The best way I’ve heard this being put is by my coach, Liselotte Betist: Instead of managing stress, we should all manage rest.
5 things I believe every leader should do to build a supportive community:
A great environment means one where employees feel safe to schedule time for rest and where talking about mental health is normalized. This is crucial right now, as millennials themselves everywhere are increasingly taking on leadership roles.
Lead by example.
Take regular breaks, minimize (and compensate for) overtime, and schedule (and loudly advocate) regular vacations and time off. You can’t ask employees to rest if you don’t do so yourself. Employees often unconsciously follow their leaders’ behavior. Examples become unwritten rules and allow guilt to come into play – employees will feel bad for rest if they’re seemingly the only ones in need of it.
Create a policy that encourages people to take days off when they are sick.
Normalize resting and recovering before coming back to work. The first sign of burnout is increased absenteeism and more frequent (physical) sicknesses. Long-term stress lowers our immune system and causes new aches and pains in our bodies. It makes us more tired in general. These aren’t signs of weakness or laziness; they’re biological signs our wonderfully brilliant bodies have created to prompt us to rest and recover.
Recognize employees have a life outside of work – and that life can sometimes be turbulent.
A fight with a partner drains energy, a sleepless night with a newborn taxes emotionally, and supporting a struggling friend makes for a distraction. Humans can’t just set their lives aside when at work. We’re all wholesome and unique beings, and recognizing that this will impact our work-selves is paramount.

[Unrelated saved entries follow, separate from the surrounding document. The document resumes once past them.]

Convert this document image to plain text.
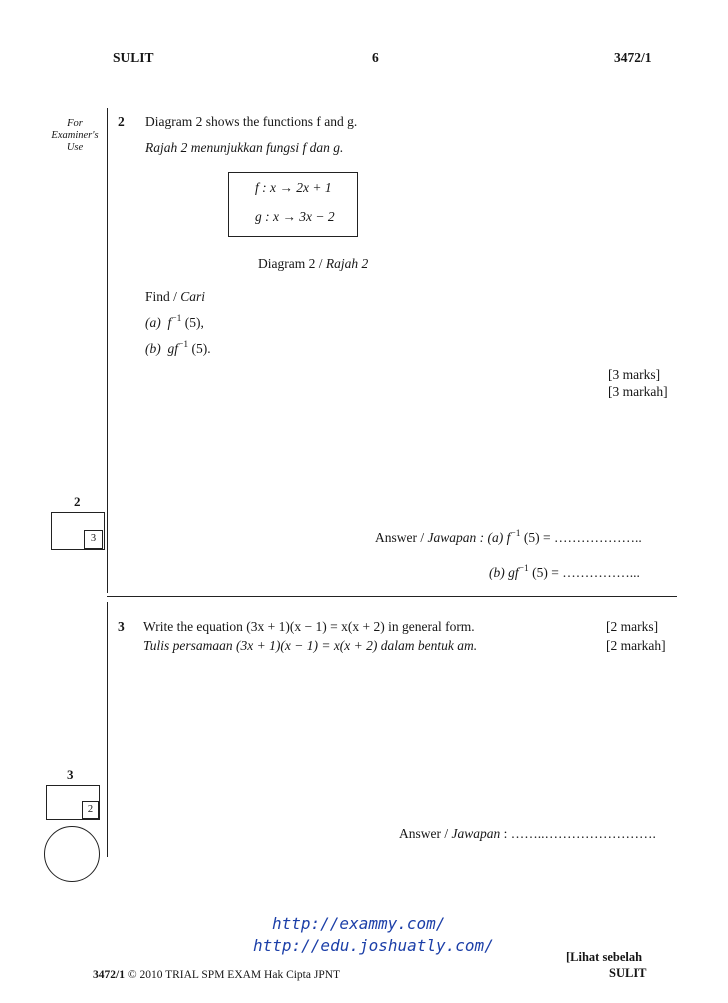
SULIT	6	3472/1
For
Examiner's
Use
2 Diagram 2 shows the functions f and g.
Rajah 2 menunjukkan fungsi f dan g.
f : x → 2x + 1
g : x → 3x − 2
Diagram 2 / Rajah 2
Find / Cari
(a) $f^{-1}$ (5),
(b) $gf^{-1}$ (5).
[3 marks]
[3 markah]
2
3	Answer / Jawapan : (a) $f^{-1}$ (5) = ………………..
(b) $gf^{-1}$ (5) = ……………...
3 Write the equation (3x + 1)(x − 1) = x(x + 2) in general form.
Tulis persamaan (3x + 1)(x − 1) = x(x + 2) dalam bentuk am.
[2 marks]
[2 markah]
3
2
Answer / Jawapan : ……..…………………….
http://exammy.com/
http://edu.joshuatly.com/
3472/1 © 2010 TRIAL SPM EXAM Hak Cipta JPNT
[Lihat sebelah
SULIT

At Reaktor, many have come to me to share an emotional life event – and I always encourage our people to do so. It’s been everything from a breakup to a mother admitted to a hospital. The Reaktorians don’t expect me to do anything about it. Still, many have said that having at least one person at work to know about what’s going on has significantly lessened their guilt and anxiety that they may not be performing to the level they usually would.
In addition to sharing these events with me, I always encourage them to share with their closest team. If not in as much detail, even saying, “I’m dealing with something difficult in my personal life; hence I may seem more tired at work,” can immensely help.
Educate yourself to recognize the signs of long-term stress.
Even in the perfect workplace in a perfect world, burnout is bound to happen sometimes. The best course of action is then to spot the signs before things worsen. And again, this is not on the individual because while you’re on the brink of burnout, you’re also very unlikely to recognize your situation. So whether you’re in HR, leadership, or a colleague, learn to identify the telltale signs of long-term stress and exhaustion in others. It’ll help you in the long run too.
Instead of individuals taking on all of the responsibility, it’s on leaders and organizations to take the helm.
While you’re in the eye of the storm, you become blind to your circumstances. All the stress, anxiety, nerves, and sweat start to seem normal.“Maybe life’s just supposed to be exhausting like this,” you begin to think. This is why individuals can’t be solely left to deal with burnout prevention. The individual simply can’t deal with it! It needs to be a collective task: It takes the effort of the whole crew to sail a boat. You need a captain to steer in the right direction, but every individual still needs to be able to self-reflect to follow.